La criatura no tendría más de dos años, y sin embargo su ´pito de barítono´ hacía vibrar las lunas del centro comercial donde se hallaba en brazos de su avergonzado padre.
Era una sinfonía de mocos y lágrimas con un estribillo que rezaba: ¡Mío! ¡Mío! ¡Mío! ¡Lo quiero! ¡Papá malo!… y vuelta a comenzar una serenata que tan solo paraba durante unos segundos cada vez que el niño se encanaba.
Me contaron que el drama venía porque el crío se había encaprichado del muñequito que llevaba en la mano otro niño más pequeño que él.
Y sentí una profunda compasión, porque no eran lloros fingidos, no; aquello no era teatro; era desconsuelo y angustia en estado puro.
– Es que es muy pequeño; cuando crezca lo comprenderá- me dijo el compungido padre con una mirada que imploraba mi comprensión y complicidad.
– Sí -dije yo-; ya crecerá…
Entonces pensé en el abismo que había entre ese niño y su padre. Un abismo que en aquellos momentos imposibilitaba que el chiquillo comprendiese que aquello no era el fin del Mundo, y que a lo largo de su vida tendría motivos más que suficientes para llorar de verdad.
Lo curioso del caso es que conforme crecemos y maduramos, al tiempo que aumentan las razones para hundirnos en la autocompasión y la desesperanza, disminuyen en intensidad las manifestaciones histriónicas de nuestro dolor.

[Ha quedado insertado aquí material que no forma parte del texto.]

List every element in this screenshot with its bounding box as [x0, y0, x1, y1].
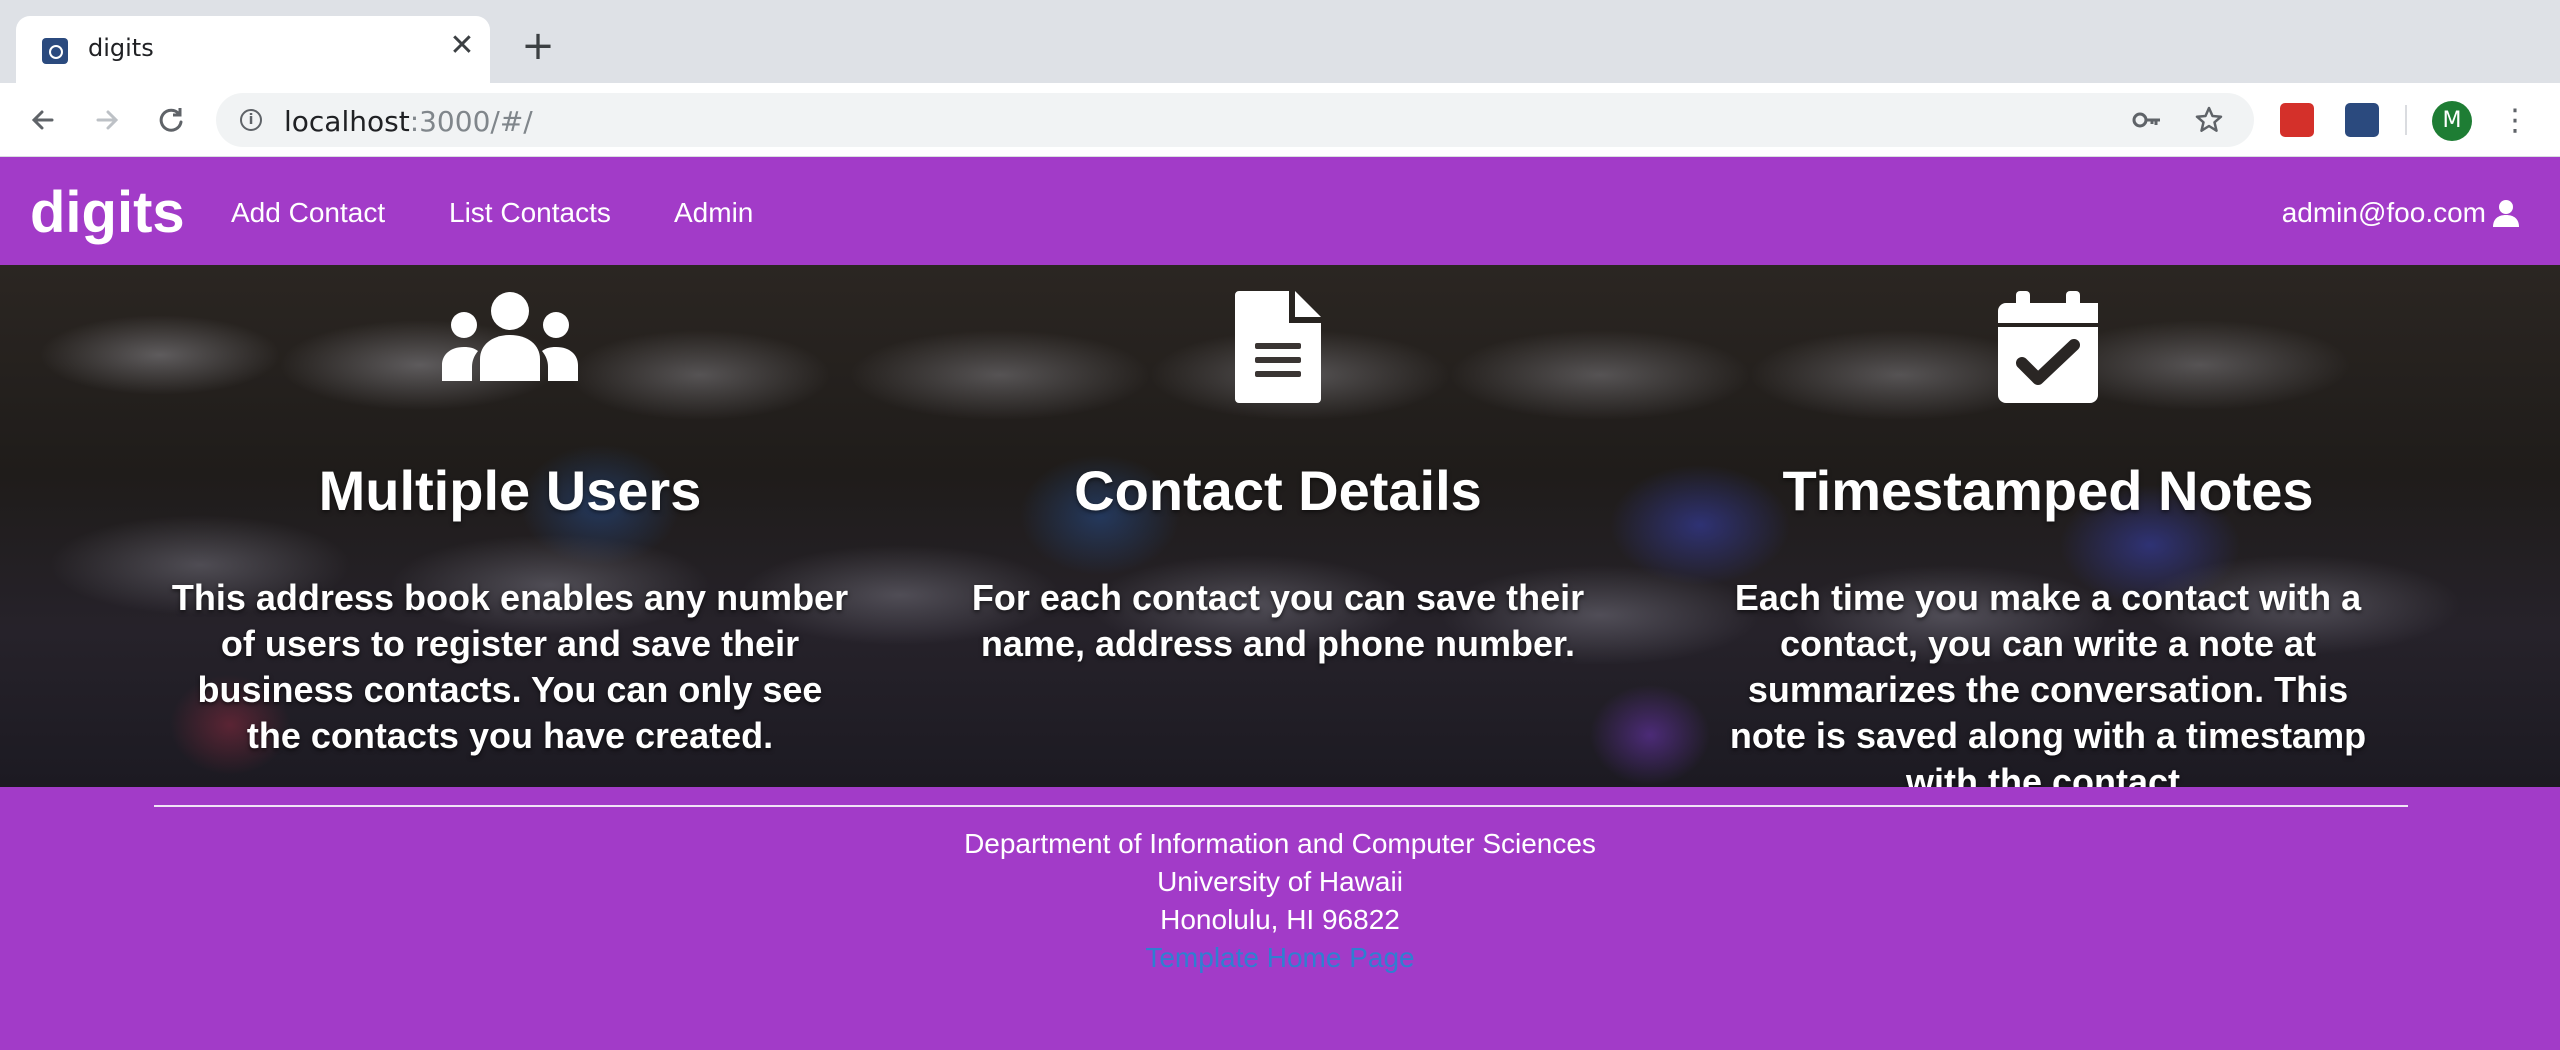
site-info-icon[interactable]: i — [240, 109, 262, 131]
feature-text: This address book enables any number of … — [171, 577, 849, 756]
back-arrow-icon — [31, 110, 54, 130]
address-bar[interactable]: i localhost:3000/#/ — [216, 93, 2254, 147]
close-tab-icon[interactable]: ✕ — [446, 30, 478, 62]
feature-title: Timestamped Notes — [1782, 459, 2314, 522]
feature-text: Each time you make a contact with a cont… — [1729, 577, 2367, 787]
extension-icon-2[interactable] — [2345, 103, 2379, 137]
tab-title: digits — [88, 34, 154, 62]
bookmark-star-icon[interactable] — [2194, 105, 2224, 135]
file-icon — [1235, 291, 1321, 403]
user-email: admin@foo.com — [2281, 197, 2486, 228]
browser-menu-icon[interactable]: ⋮ — [2500, 101, 2530, 141]
nav-add-contact[interactable]: Add Contact — [231, 197, 385, 229]
footer-divider — [154, 805, 2408, 807]
profile-avatar[interactable]: M — [2432, 101, 2472, 141]
browser-tabstrip: digits ✕ + — [0, 0, 2560, 83]
calendar-check-icon — [1998, 291, 2098, 403]
nav-admin[interactable]: Admin — [674, 197, 753, 229]
feature-title: Contact Details — [1074, 459, 1482, 522]
forward-button[interactable] — [86, 99, 128, 141]
browser-tab[interactable]: digits ✕ — [16, 16, 490, 83]
page-footer: Department of Information and Computer S… — [0, 787, 2560, 1050]
url-text: localhost:3000/#/ — [284, 105, 533, 138]
browser-toolbar: i localhost:3000/#/ M ⋮ — [0, 83, 2560, 157]
back-button[interactable] — [22, 99, 64, 141]
new-tab-button[interactable]: + — [518, 26, 558, 68]
favicon-icon — [42, 38, 68, 64]
user-menu[interactable]: admin@foo.com — [2282, 197, 2520, 229]
feature-title: Multiple Users — [318, 459, 702, 522]
brand-logo[interactable]: digits — [30, 179, 185, 246]
extension-icon-1[interactable] — [2280, 103, 2314, 137]
feature-text: For each contact you can save their name… — [971, 577, 1585, 664]
reload-icon — [159, 108, 183, 132]
key-icon[interactable] — [2132, 107, 2162, 133]
nav-list-contacts[interactable]: List Contacts — [449, 197, 611, 229]
toolbar-divider — [2405, 105, 2407, 135]
users-icon — [442, 292, 578, 381]
forward-arrow-icon — [96, 110, 119, 130]
template-home-link[interactable]: Template Home Page — [0, 939, 2560, 977]
user-icon — [2493, 200, 2519, 227]
footer-university: University of Hawaii — [1157, 866, 1403, 897]
footer-address: Honolulu, HI 96822 — [1160, 904, 1400, 935]
app-navbar: digits Add Contact List Contacts Admin a… — [0, 157, 2560, 265]
hero-section: Multiple Users This address book enables… — [0, 265, 2560, 787]
footer-department: Department of Information and Computer S… — [964, 828, 1596, 859]
reload-button[interactable] — [150, 99, 192, 141]
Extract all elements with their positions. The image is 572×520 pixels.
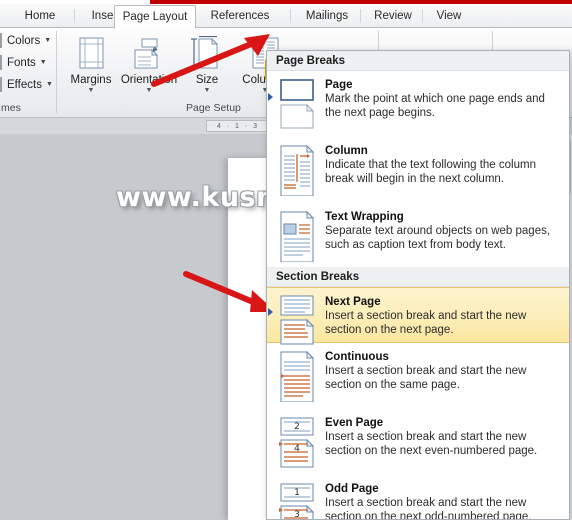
themes-group-label: mes: [1, 102, 21, 114]
chevron-down-icon: ▼: [87, 87, 95, 94]
ruler-marks: 4 · 1 · 3: [206, 120, 270, 132]
tab-home[interactable]: Home: [10, 4, 70, 28]
svg-text:1: 1: [294, 488, 300, 498]
tab-divider: [74, 9, 75, 23]
margins-button[interactable]: Margins ▼: [62, 32, 120, 100]
size-label: Size: [195, 74, 219, 86]
menu-section-header-page-breaks: Page Breaks: [267, 51, 569, 71]
svg-text:2: 2: [294, 422, 300, 432]
chevron-down-icon: ▼: [39, 59, 47, 66]
menu-item-title: Even Page: [325, 417, 384, 429]
tab-divider: [422, 9, 423, 23]
tab-divider: [360, 9, 361, 23]
menu-item-description: Insert a section break and start the new…: [325, 310, 527, 336]
menu-item-description: Insert a section break and start the new…: [325, 365, 527, 391]
tab-references[interactable]: References: [204, 4, 276, 28]
menu-item-text: Page Mark the point at which one page en…: [321, 78, 561, 130]
selection-marker-icon: [268, 308, 273, 316]
group-divider: [56, 31, 57, 113]
orientation-button[interactable]: Orientation ▼: [120, 32, 178, 100]
ribbon-tab-bar: Home Insert Page Layout References Maili…: [0, 4, 572, 29]
tab-page-layout[interactable]: Page Layout: [114, 5, 196, 29]
orientation-label: Orientation: [120, 74, 178, 86]
size-button[interactable]: Size ▼: [178, 32, 236, 100]
text-wrapping-break-icon: [275, 210, 321, 263]
theme-colors-label: Colors: [7, 34, 41, 47]
column-break-icon: [275, 144, 321, 197]
menu-item-description: Insert a section break and start the new…: [325, 431, 538, 457]
menu-item-description: Separate text around objects on web page…: [325, 225, 551, 251]
continuous-break-icon: [275, 350, 321, 403]
tab-view[interactable]: View: [428, 4, 470, 28]
menu-item-title: Continuous: [325, 351, 389, 363]
size-icon: [187, 35, 227, 72]
theme-fonts-button[interactable]: Fonts ▼: [2, 53, 47, 72]
menu-item-continuous[interactable]: Continuous Insert a section break and st…: [267, 343, 569, 409]
odd-page-break-icon: 1 3: [275, 482, 321, 520]
theme-fonts-label: Fonts: [7, 56, 36, 69]
menu-section-header-section-breaks: Section Breaks: [267, 267, 569, 287]
page-setup-group-label: Page Setup: [186, 102, 241, 114]
menu-item-text: Text Wrapping Separate text around objec…: [321, 210, 561, 260]
breaks-dropdown-menu: Page Breaks Page Mark the point at which…: [266, 50, 570, 520]
menu-item-description: Insert a section break and start the new…: [325, 497, 532, 520]
menu-item-title: Odd Page: [325, 483, 379, 495]
word-window: Home Insert Page Layout References Maili…: [0, 0, 572, 520]
menu-item-next-page[interactable]: Next Page Insert a section break and sta…: [267, 287, 569, 345]
menu-item-description: Indicate that the text following the col…: [325, 159, 536, 185]
orientation-icon: [129, 36, 169, 72]
menu-item-odd-page[interactable]: 1 3 Odd Page Insert a section break and …: [267, 475, 569, 520]
menu-item-description: Mark the point at which one page ends an…: [325, 93, 545, 119]
svg-text:4: 4: [294, 444, 300, 454]
theme-effects-label: Effects: [7, 78, 42, 91]
menu-item-title: Page: [325, 79, 353, 91]
margins-icon: [71, 36, 111, 72]
menu-item-text: Odd Page Insert a section break and star…: [321, 482, 561, 520]
menu-item-title: Text Wrapping: [325, 211, 404, 223]
menu-item-text: Even Page Insert a section break and sta…: [321, 416, 561, 468]
chevron-down-icon: ▼: [203, 87, 211, 94]
chevron-down-icon: ▼: [45, 81, 53, 88]
chevron-down-icon: ▼: [44, 37, 52, 44]
menu-item-text: Continuous Insert a section break and st…: [321, 350, 561, 402]
margins-label: Margins: [70, 74, 112, 86]
tab-divider: [290, 9, 291, 23]
menu-item-text-wrapping[interactable]: Text Wrapping Separate text around objec…: [267, 203, 569, 267]
selection-marker-icon: [268, 93, 273, 101]
tab-mailings[interactable]: Mailings: [296, 4, 358, 28]
theme-colors-button[interactable]: Colors ▼: [2, 31, 51, 50]
menu-item-text: Column Indicate that the text following …: [321, 144, 561, 196]
tab-review[interactable]: Review: [366, 4, 420, 28]
menu-item-column[interactable]: Column Indicate that the text following …: [267, 137, 569, 203]
page-break-icon: [275, 78, 321, 130]
menu-item-title: Next Page: [325, 296, 381, 308]
chevron-down-icon: ▼: [145, 87, 153, 94]
next-page-break-icon: [275, 295, 321, 347]
menu-item-even-page[interactable]: 2 4 Even Page Insert a section break and…: [267, 409, 569, 475]
menu-item-title: Column: [325, 145, 368, 157]
svg-text:3: 3: [294, 510, 300, 520]
theme-effects-button[interactable]: Effects ▼: [2, 75, 53, 94]
even-page-break-icon: 2 4: [275, 416, 321, 468]
menu-item-text: Next Page Insert a section break and sta…: [321, 295, 561, 336]
menu-item-page[interactable]: Page Mark the point at which one page en…: [267, 71, 569, 137]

Entonces me pregunté que si tal era el abismo de incomprensión existente entre un niño y su padre, cuál no sería el abismo de incomprensión existente entre nuestra lógica y conocimiento, y el saber de Dios.
Si el Más Allá existe [y puedo afirmar que así es], y la muerte no es más que un momento insignificante entre vidas, si somos conscientes de la inmortalidad del alma humana, de la nuestra y de los nuestros, todos los dramas que podamos vivir ahora, por brutales que éstos sean, no serán tan dolorosos si somos capaces de contemplarlos a través de ese cristal llamado Eternidad.